То я вдруг загоралась стать воздушной гимнасткой в цирке (или, в крайнем случае, конюхом, или униформистом). То меня обуревала жажда стать проводником дальнего следования, чтобы, в конце концов, увидеть город Барнаул! Так бы и ездила по маршруту «Днепропетровск-Барнаул»…

То я себя начинала мнить начинающим и подающим надежды философом… А одно время мне даже хотелось быть пожарником. Да не просто пожарником, а пожарником-парашютистом, которые тушат леса, прыгая с вертолётов в самый огонь, в самое пекло!… Вот это как раз по мне, думала я, глядя кинохронику.

В свои тринадцать лет я в душе была законченным экстремалом.

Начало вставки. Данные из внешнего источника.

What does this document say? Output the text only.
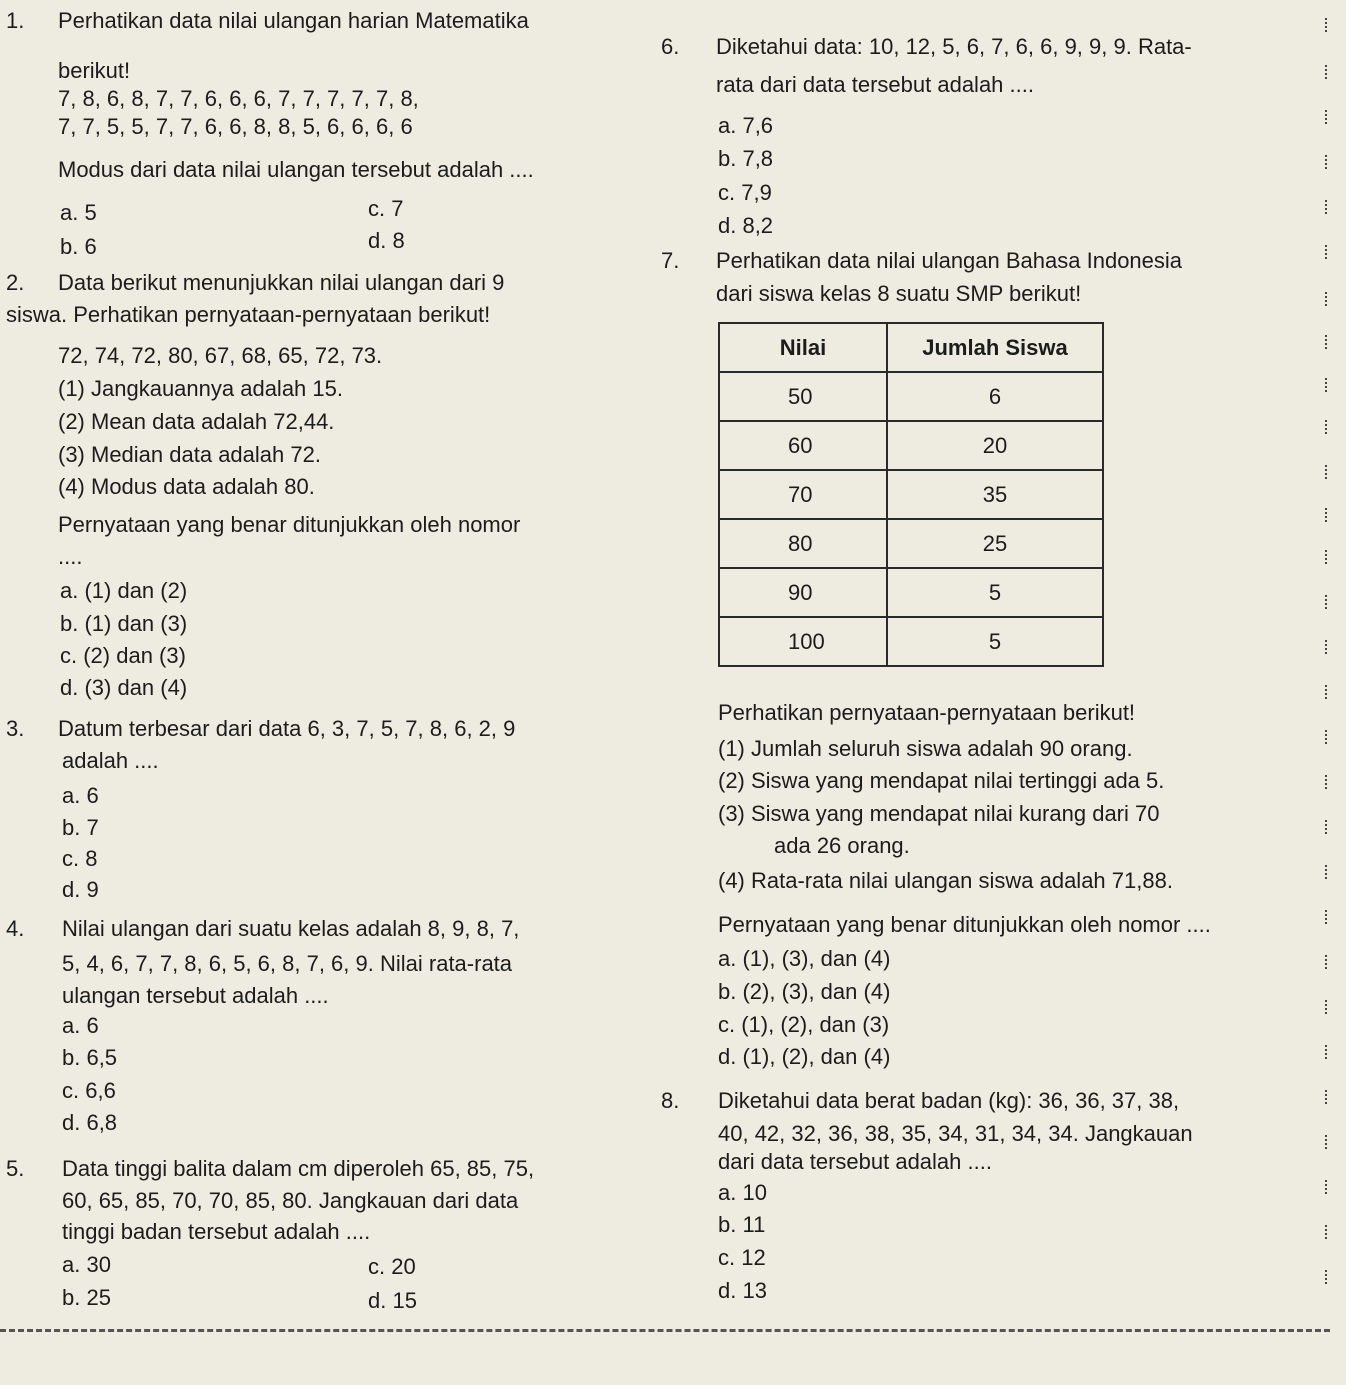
1. Perhatikan data nilai ulangan harian Matematika
berikut!
7, 8, 6, 8, 7, 7, 6, 6, 6, 7, 7, 7, 7, 7, 8,
7, 7, 5, 5, 7, 7, 6, 6, 8, 8, 5, 6, 6, 6, 6
Modus dari data nilai ulangan tersebut adalah ....
a. 5	c. 7
b. 6	d. 8
2. Data berikut menunjukkan nilai ulangan dari 9
siswa. Perhatikan pernyataan-pernyataan berikut!
72, 74, 72, 80, 67, 68, 65, 72, 73.
(1) Jangkauannya adalah 15.
(2) Mean data adalah 72,44.
(3) Median data adalah 72.
(4) Modus data adalah 80.
Pernyataan yang benar ditunjukkan oleh nomor
....
a. (1) dan (2)
b. (1) dan (3)
c. (2) dan (3)
d. (3) dan (4)
3. Datum terbesar dari data 6, 3, 7, 5, 7, 8, 6, 2, 9
adalah ....
a. 6
b. 7
c. 8
d. 9
4. Nilai ulangan dari suatu kelas adalah 8, 9, 8, 7,
5, 4, 6, 7, 7, 8, 6, 5, 6, 8, 7, 6, 9. Nilai rata-rata
ulangan tersebut adalah ....
a. 6
b. 6,5
c. 6,6
d. 6,8
5. Data tinggi balita dalam cm diperoleh 65, 85, 75,
60, 65, 85, 70, 70, 85, 80. Jangkauan dari data
tinggi badan tersebut adalah ....
a. 30	c. 20
b. 25	d. 15
6. Diketahui data: 10, 12, 5, 6, 7, 6, 6, 9, 9, 9. Rata-
rata dari data tersebut adalah ....
a. 7,6
b. 7,8
c. 7,9
d. 8,2
7. Perhatikan data nilai ulangan Bahasa Indonesia
dari siswa kelas 8 suatu SMP berikut!
Nilai	Jumlah Siswa
50	6
60	20
70	35
80	25
90	5
100	5
Perhatikan pernyataan-pernyataan berikut!
(1) Jumlah seluruh siswa adalah 90 orang.
(2) Siswa yang mendapat nilai tertinggi ada 5.
(3) Siswa yang mendapat nilai kurang dari 70
ada 26 orang.
(4) Rata-rata nilai ulangan siswa adalah 71,88.
Pernyataan yang benar ditunjukkan oleh nomor ....
a. (1), (3), dan (4)
b. (2), (3), dan (4)
c. (1), (2), dan (3)
d. (1), (2), dan (4)
8. Diketahui data berat badan (kg): 36, 36, 37, 38,
40, 42, 32, 36, 38, 35, 34, 31, 34, 34. Jangkauan
dari data tersebut adalah ....
a. 10
b. 11
c. 12
d. 13
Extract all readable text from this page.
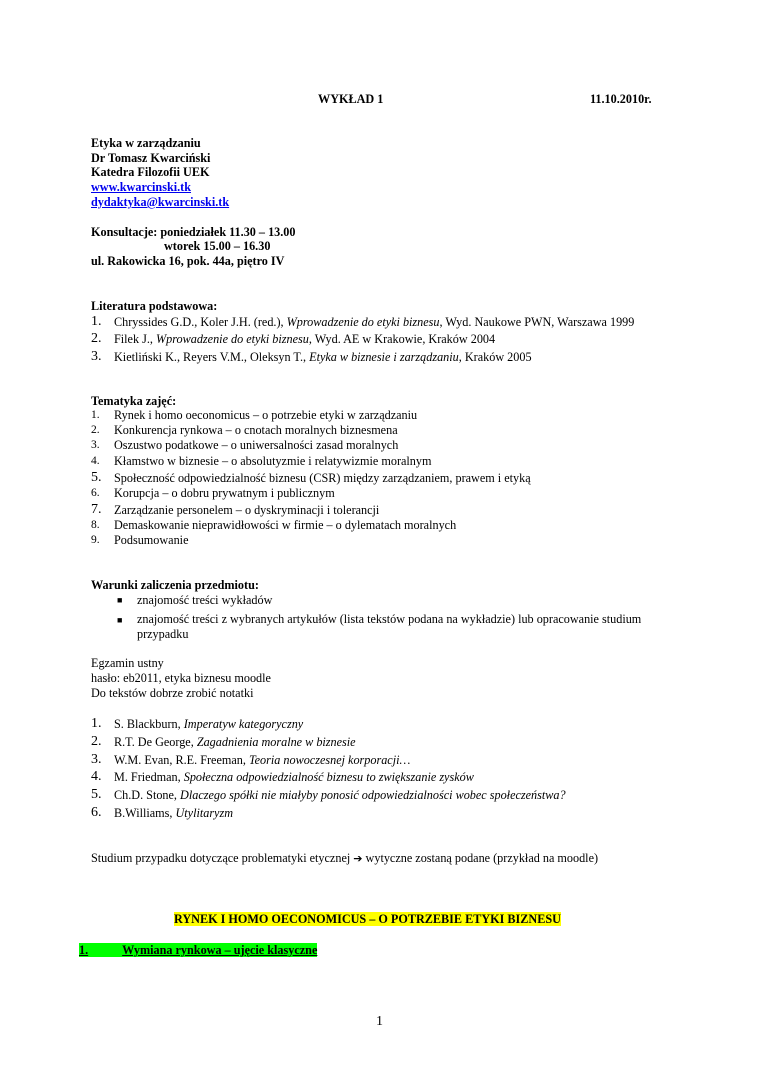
WYKŁAD 1	11.10.2010r.
Etyka w zarządzaniu
Dr Tomasz Kwarciński
Katedra Filozofii UEK
www.kwarcinski.tk
dydaktyka@kwarcinski.tk
Konsultacje: poniedziałek 11.30 – 13.00
wtorek 15.00 – 16.30
ul. Rakowicka 16, pok. 44a, piętro IV
Literatura podstawowa:
1. Chryssides G.D., Koler J.H. (red.), Wprowadzenie do etyki biznesu, Wyd. Naukowe PWN, Warszawa 1999
2. Filek J., Wprowadzenie do etyki biznesu, Wyd. AE w Krakowie, Kraków 2004
3. Kietliński K., Reyers V.M., Oleksyn T., Etyka w biznesie i zarządzaniu, Kraków 2005
Tematyka zajęć:
1. Rynek i homo oeconomicus – o potrzebie etyki w zarządzaniu
2. Konkurencja rynkowa – o cnotach moralnych biznesmena
3. Oszustwo podatkowe – o uniwersalności zasad moralnych
4. Kłamstwo w biznesie – o absolutyzmie i relatywizmie moralnym
5. Społeczność odpowiedzialność biznesu (CSR) między zarządzaniem, prawem i etyką
6. Korupcja – o dobru prywatnym i publicznym
7. Zarządzanie personelem – o dyskryminacji i tolerancji
8. Demaskowanie nieprawidłowości w firmie – o dylematach moralnych
9. Podsumowanie
Warunki zaliczenia przedmiotu:
■ znajomość treści wykładów
■ znajomość treści z wybranych artykułów (lista tekstów podana na wykładzie) lub opracowanie studium
przypadku
Egzamin ustny
hasło: eb2011, etyka biznesu moodle
Do tekstów dobrze zrobić notatki
1. S. Blackburn, Imperatyw kategoryczny
2. R.T. De George, Zagadnienia moralne w biznesie
3. W.M. Evan, R.E. Freeman, Teoria nowoczesnej korporacji…
4. M. Friedman, Społeczna odpowiedzialność biznesu to zwiększanie zysków
5. Ch.D. Stone, Dlaczego spółki nie miałyby ponosić odpowiedzialności wobec społeczeństwa?
6. B.Williams, Utylitaryzm
Studium przypadku dotyczące problematyki etycznej ➔ wytyczne zostaną podane (przykład na moodle)
RYNEK I HOMO OECONOMICUS – O POTRZEBIE ETYKI BIZNESU
1.	Wymiana rynkowa – ujęcie klasyczne
1
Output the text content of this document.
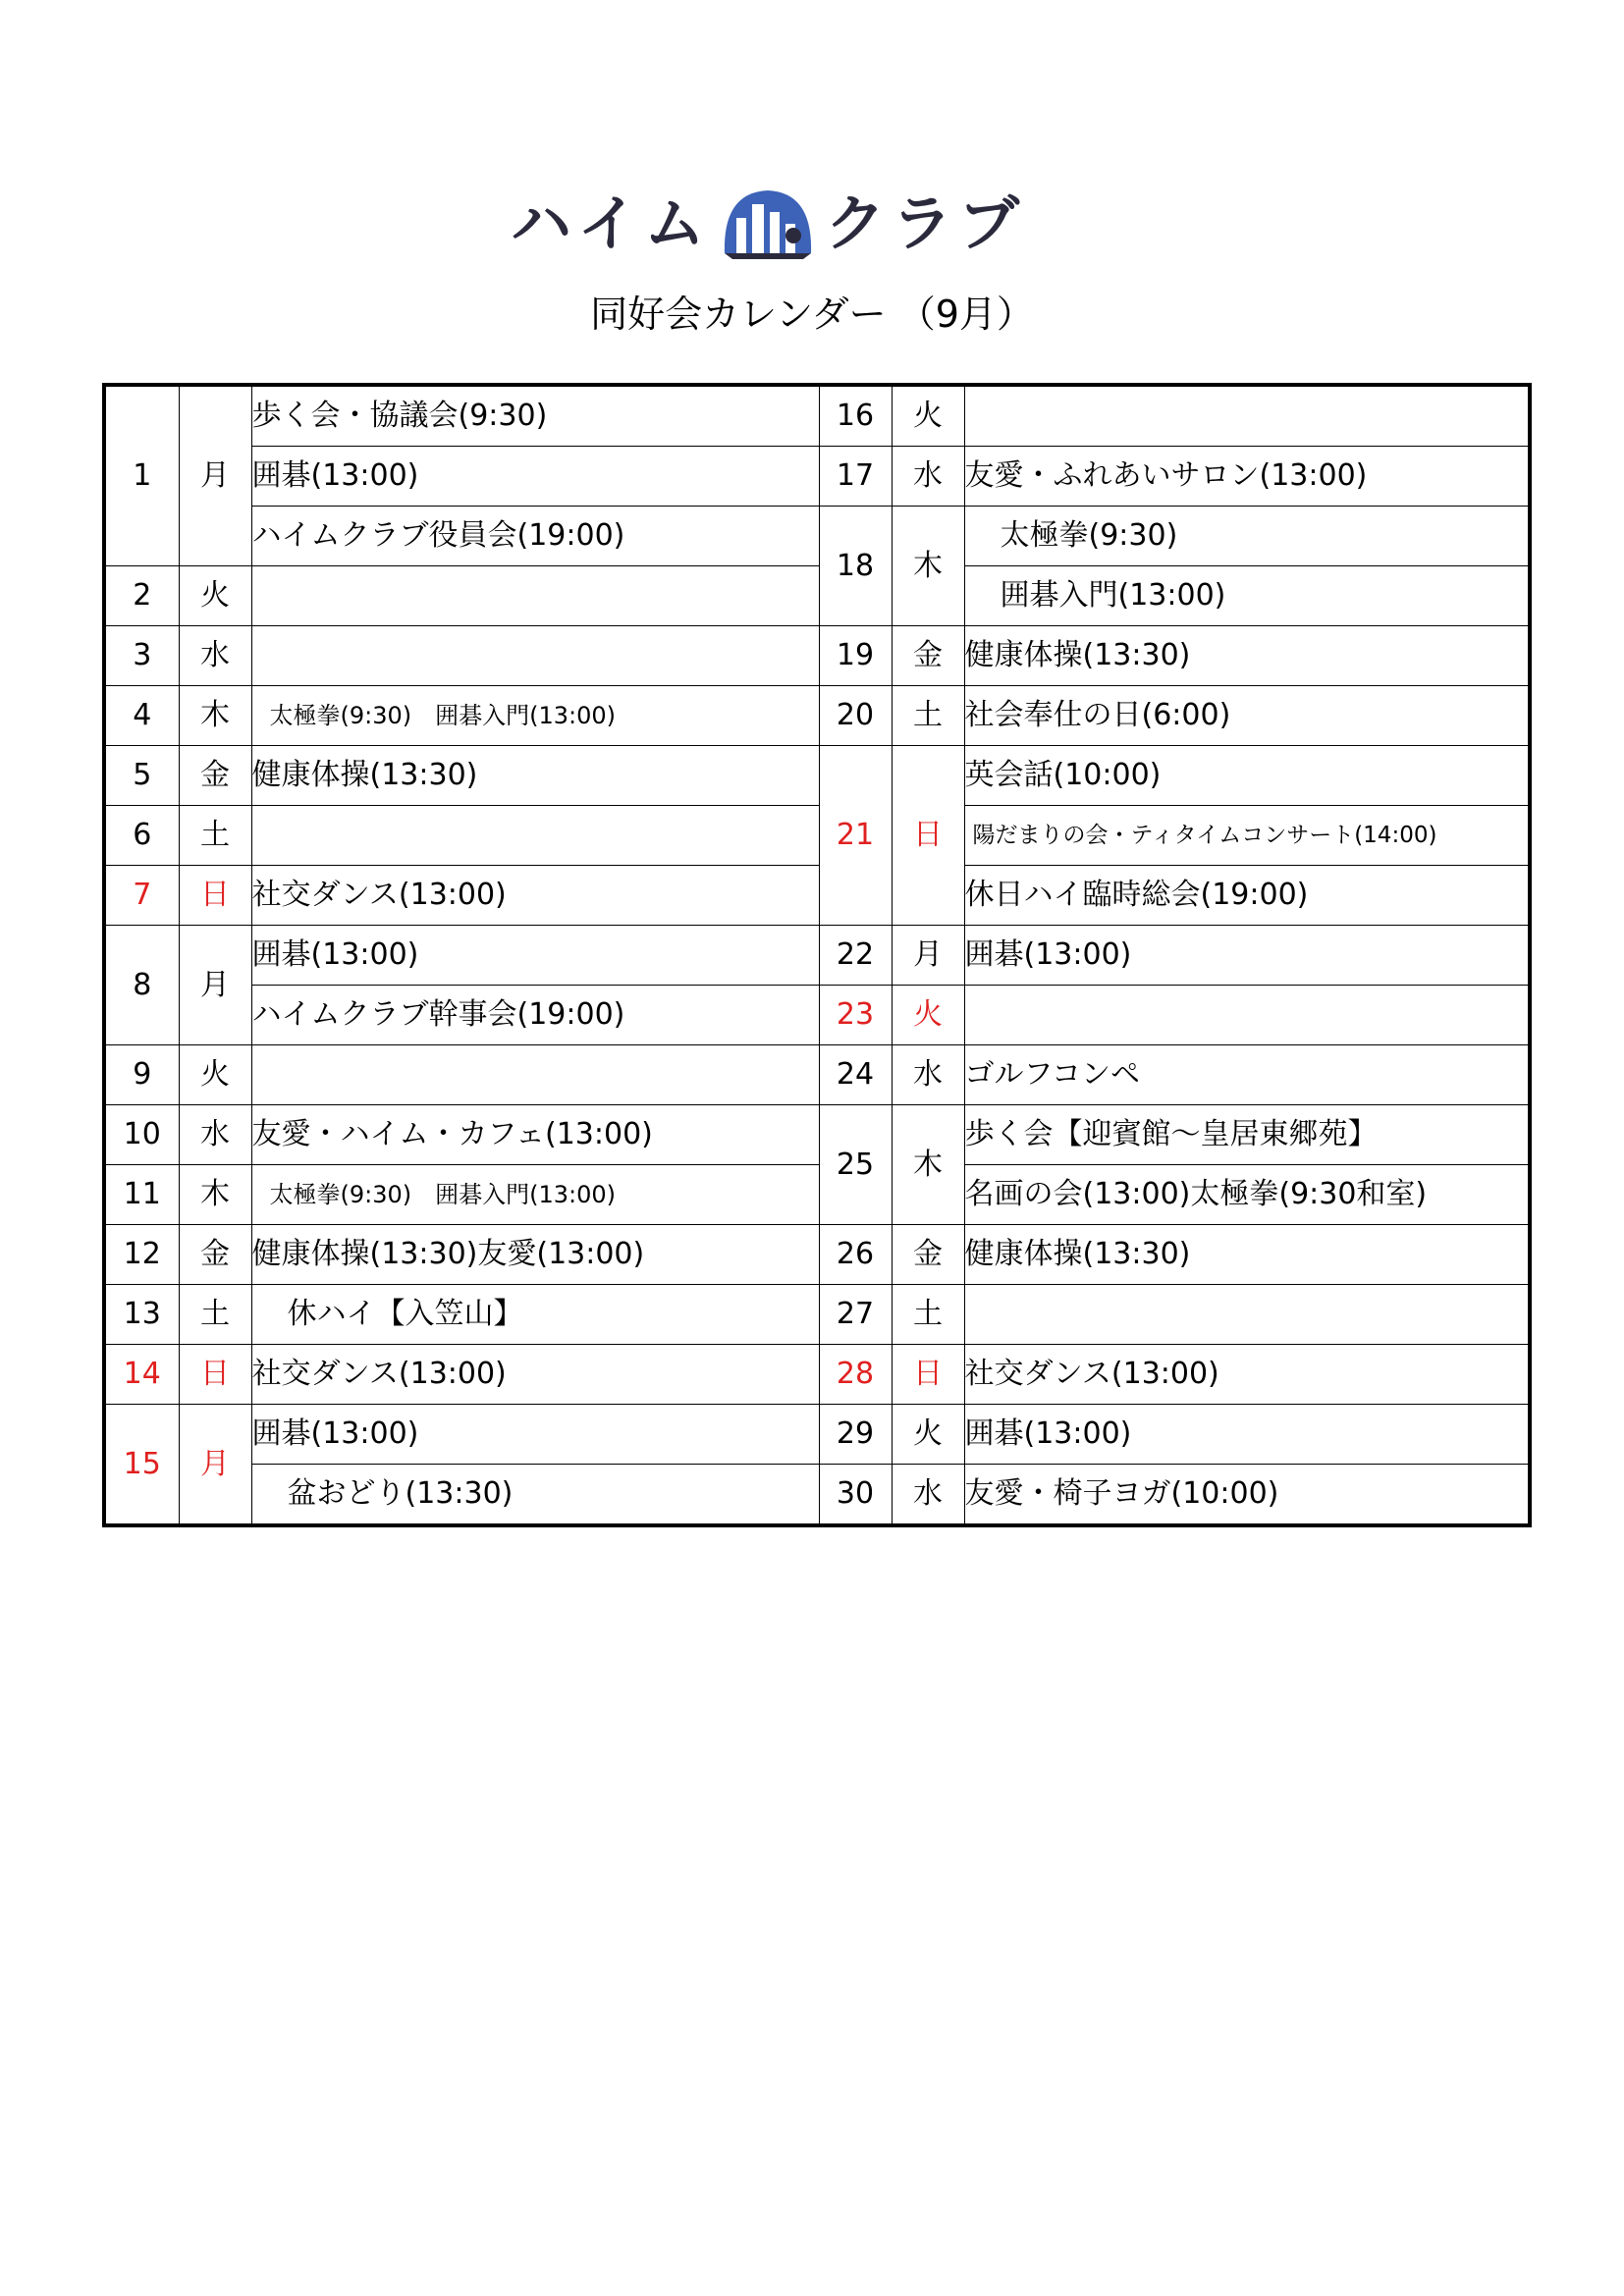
ハイム クラブ
同好会カレンダー （9月）
1	月	歩く会・協議会(9:30)	16	火	
		囲碁(13:00)	17	水	友愛・ふれあいサロン(13:00)
		ハイムクラブ役員会(19:00)	18	木	太極拳(9:30)
2	火				囲碁入門(13:00)
3	水		19	金	健康体操(13:30)
4	木	太極拳(9:30)　囲碁入門(13:00)	20	土	社会奉仕の日(6:00)
5	金	健康体操(13:30)	21	日	英会話(10:00)
6	土				陽だまりの会・ティタイムコンサート(14:00)
7	日	社交ダンス(13:00)			休日ハイ臨時総会(19:00)
8	月	囲碁(13:00)	22	月	囲碁(13:00)
		ハイムクラブ幹事会(19:00)	23	火	
9	火		24	水	ゴルフコンペ
10	水	友愛・ハイム・カフェ(13:00)	25	木	歩く会【迎賓館～皇居東郷苑】
11	木	太極拳(9:30)　囲碁入門(13:00)			名画の会(13:00)太極拳(9:30和室)
12	金	健康体操(13:30)友愛(13:00)	26	金	健康体操(13:30)
13	土	休ハイ【入笠山】	27	土	
14	日	社交ダンス(13:00)	28	日	社交ダンス(13:00)
15	月	囲碁(13:00)	29	火	囲碁(13:00)
		盆おどり(13:30)	30	水	友愛・椅子ヨガ(10:00)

Да, я мечтала прыгнуть с парашюта и очень огорчилась, узнав, что это возможно только с восемнадцати лет…

Можно сказать, что я была просто мечтательницей-фантазёркой, прожектёршей. Что буйство моих мечтаний было от пустоты и скуки моей реальной жизни. Пустоту я заполняла мечтами… Да, можно сказать и так. Но на самом деле, как я теперь понимаю, во мне во весь голос уже тогда, в тринадцать лет, говорили два призвания: актёрство и писательство. Только через эти две профессии можно пережить так много, как мне того хотелось, так много попробовать, вкусить, осуществить. Ведь я не просто мечтала, я внутренне проигрывала каждое своё очередное увлечение, свою очередную роль, я проходила какие-то внутренние этапы, освобождаясь от каких-то слабостей и страхов…

Всё это было мне явно на пользу. Потому что от природы я была трусихой. Нормальной трусихой, как и положено быть девочке. Но мне это в себе страшно не нравилось. Я вообще считала, что мне надо было бы родиться мальчиком, что природа ошиблась. С девочками у меня было мало общего.

Мне хотелось многое повидать, многое попробовать, многое почувствовать, многое понять. Многое преодолеть в себе.

Но главный свой страх – страх речи – мне так и не удавалось пока победить.

Два фильма

Два любимых фильма в отрочестве – «Алые паруса» и «Человек-амфибия». Но если «Алые паруса» – всё же сказка, хотя и очень желанная (кто из девчонок моего поколения не мечтал о своих алых парусах?), то «Человек-амфибия» для меня – живая реальность.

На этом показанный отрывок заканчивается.